Isle Royal Wolf Population has been studies for the past 50 years to better understand what drives population structure.  They used aerial counts, analysis of scat, and necropsies to analyze population dynamics.  The most notable finding of this long term study was that wolf populations do not follow the typical predator-prey interactions that other predators’ exhibit, meaning that the sustainable co-habitation of wolves and prey species are able to exist.  Organizations have used this science in their argument regarding protection of the gray wolf to support their claims.       

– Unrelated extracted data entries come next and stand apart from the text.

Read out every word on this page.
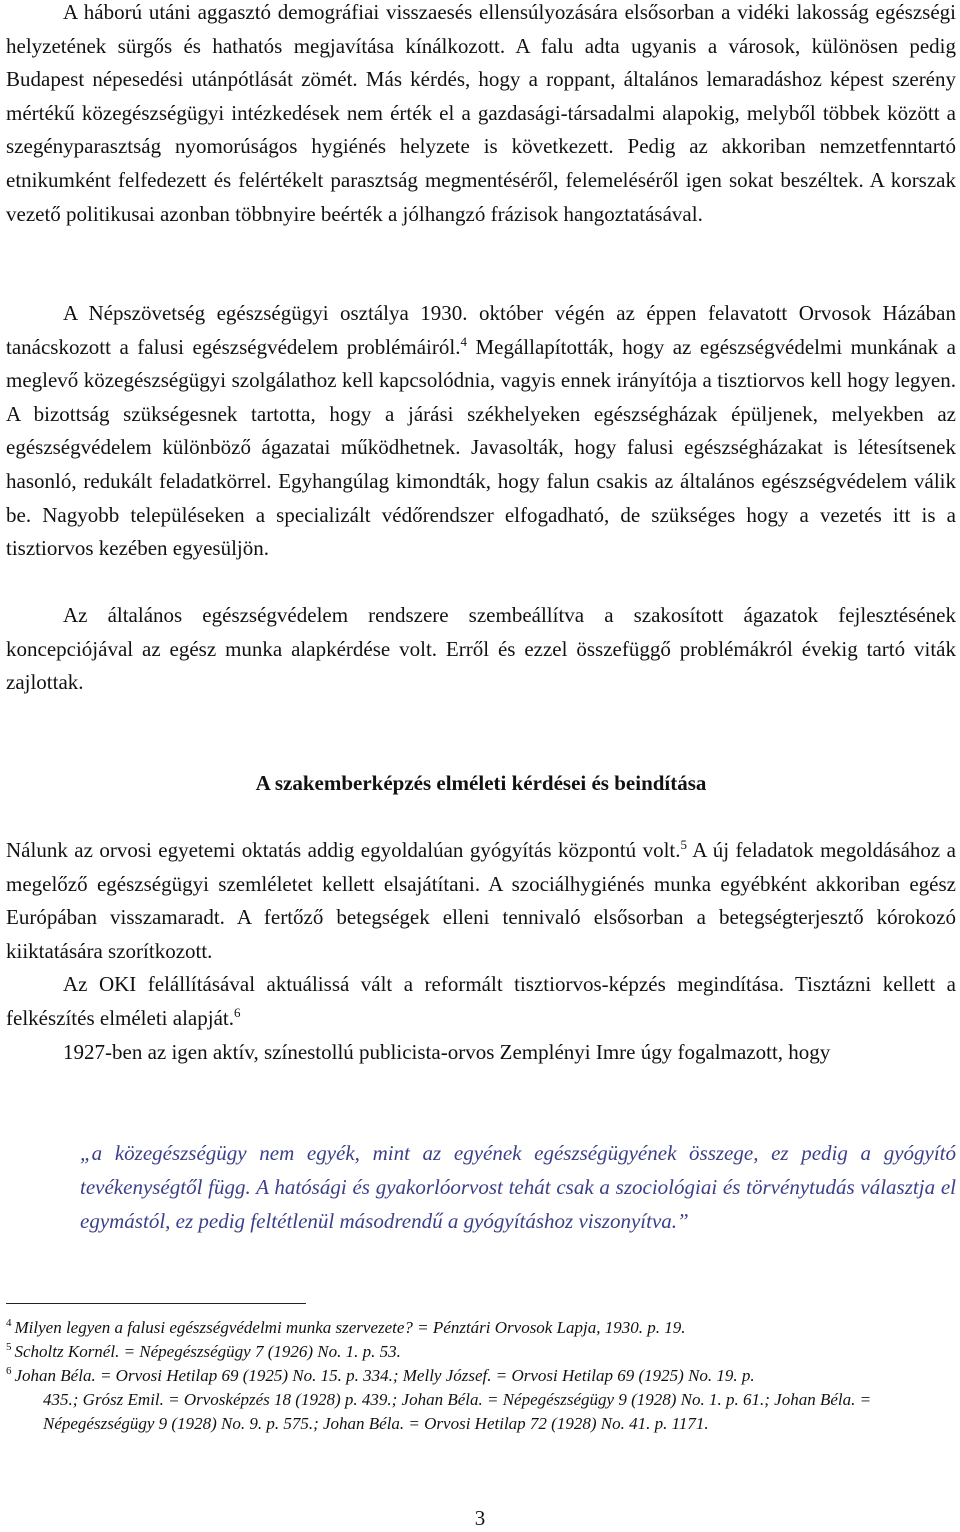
A háború utáni aggasztó demográfiai visszaesés ellensúlyozására elsősorban a vidéki lakosság egészségi helyzetének sürgős és hathatós megjavítása kínálkozott. A falu adta ugyanis a városok, különösen pedig Budapest népesedési utánpótlását zömét. Más kérdés, hogy a roppant, általános lemaradáshoz képest szerény mértékű közegészségügyi intézkedések nem érték el a gazdasági-társadalmi alapokig, melyből többek között a szegényparasztság nyomorúságos hygiénés helyzete is következett. Pedig az akkoriban nemzetfenntartó etnikumként felfedezett és felértékelt parasztság megmentéséről, felemeléséről igen sokat beszéltek. A korszak vezető politikusai azonban többnyire beérték a jólhangzó frázisok hangoztatásával.

A Népszövetség egészségügyi osztálya 1930. október végén az éppen felavatott Orvosok Házában tanácskozott a falusi egészségvédelem problémáiról.$^4$ Megállapították, hogy az egészségvédelmi munkának a meglevő közegészségügyi szolgálathoz kell kapcsolódnia, vagyis ennek irányítója a tisztiorvos kell hogy legyen. A bizottság szükségesnek tartotta, hogy a járási székhelyeken egészségházak épüljenek, melyekben az egészségvédelem különböző ágazatai működhetnek. Javasolták, hogy falusi egészségházakat is létesítsenek hasonló, redukált feladatkörrel. Egyhangúlag kimondták, hogy falun csakis az általános egészségvédelem válik be. Nagyobb településeken a specializált védőrendszer elfogadható, de szükséges hogy a vezetés itt is a tisztiorvos kezében egyesüljön.

Az általános egészségvédelem rendszere szembeállítva a szakosított ágazatok fejlesztésének koncepciójával az egész munka alapkérdése volt. Erről és ezzel összefüggő problémákról évekig tartó viták zajlottak.

A szakemberképzés elméleti kérdései és beindítása

Nálunk az orvosi egyetemi oktatás addig egyoldalúan gyógyítás központú volt.$^5$ A új feladatok megoldásához a megelőző egészségügyi szemléletet kellett elsajátítani. A szociálhygiénés munka egyébként akkoriban egész Európában visszamaradt. A fertőző betegségek elleni tennivaló elsősorban a betegségterjesztő kórokozó kiiktatására szorítkozott.

Az OKI felállításával aktuálissá vált a reformált tisztiorvos-képzés megindítása. Tisztázni kellett a felkészítés elméleti alapját.$^6$

1927-ben az igen aktív, színestollú publicista-orvos Zemplényi Imre úgy fogalmazott, hogy

„a közegészségügy nem egyék, mint az egyének egészségügyének összege, ez pedig a gyógyító tevékenységtől függ. A hatósági és gyakorlóorvost tehát csak a szociológiai és törvénytudás választja el egymástól, ez pedig feltétlenül másodrendű a gyógyításhoz viszonyítva.”

$^4$ Milyen legyen a falusi egészségvédelmi munka szervezete? = Pénztári Orvosok Lapja, 1930. p. 19.

$^5$ Scholtz Kornél. = Népegészségügy 7 (1926) No. 1. p. 53.

$^6$ Johan Béla. = Orvosi Hetilap 69 (1925) No. 15. p. 334.; Melly József. = Orvosi Hetilap 69 (1925) No. 19. p.
435.; Grósz Emil. = Orvosképzés 18 (1928) p. 439.; Johan Béla. = Népegészségügy 9 (1928) No. 1. p. 61.; Johan Béla. = Népegészségügy 9 (1928) No. 9. p. 575.; Johan Béla. = Orvosi Hetilap 72 (1928) No. 41. p. 1171.

3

Organizations such as the Defenders of Wildlife have sought injections to reinstate the Endangered Species Act and halt the planned hunt.  They are supporting the Isle Royal study and are saying that the wolf can persist in the ecosystem without interfering with the populations of ungulate species.  They also claim that some science is still uncertain to what a stable wolf population is so taking the gray wolf off the Endangered Species list could negate the progress that has been made.  Environmentalist support restoring and protecting wolves in their native habitats for its ecological importance.  Without the wolf species, the populations of ungulate species have increase and lead to the overgrazing of hardwoods or woody plants.  This changes the entire structure and sustainability of the ecosystem, so the wolf could help maintain this by preying on the ungulate species. 

Conservation Groups along with many citizens outside the local view the wolf as a majestic and wild creature symbolic of American’s wilderness.  They also see the wolf as beneficial to the ecosystem but also look at the cultural importance of the wolf.  The wolf can produce an economic benefit such as ecotourism for the areas that the wolf is restored in.  Also that the wolf was exterminated from its native land and the fear of this happening again is a major concern.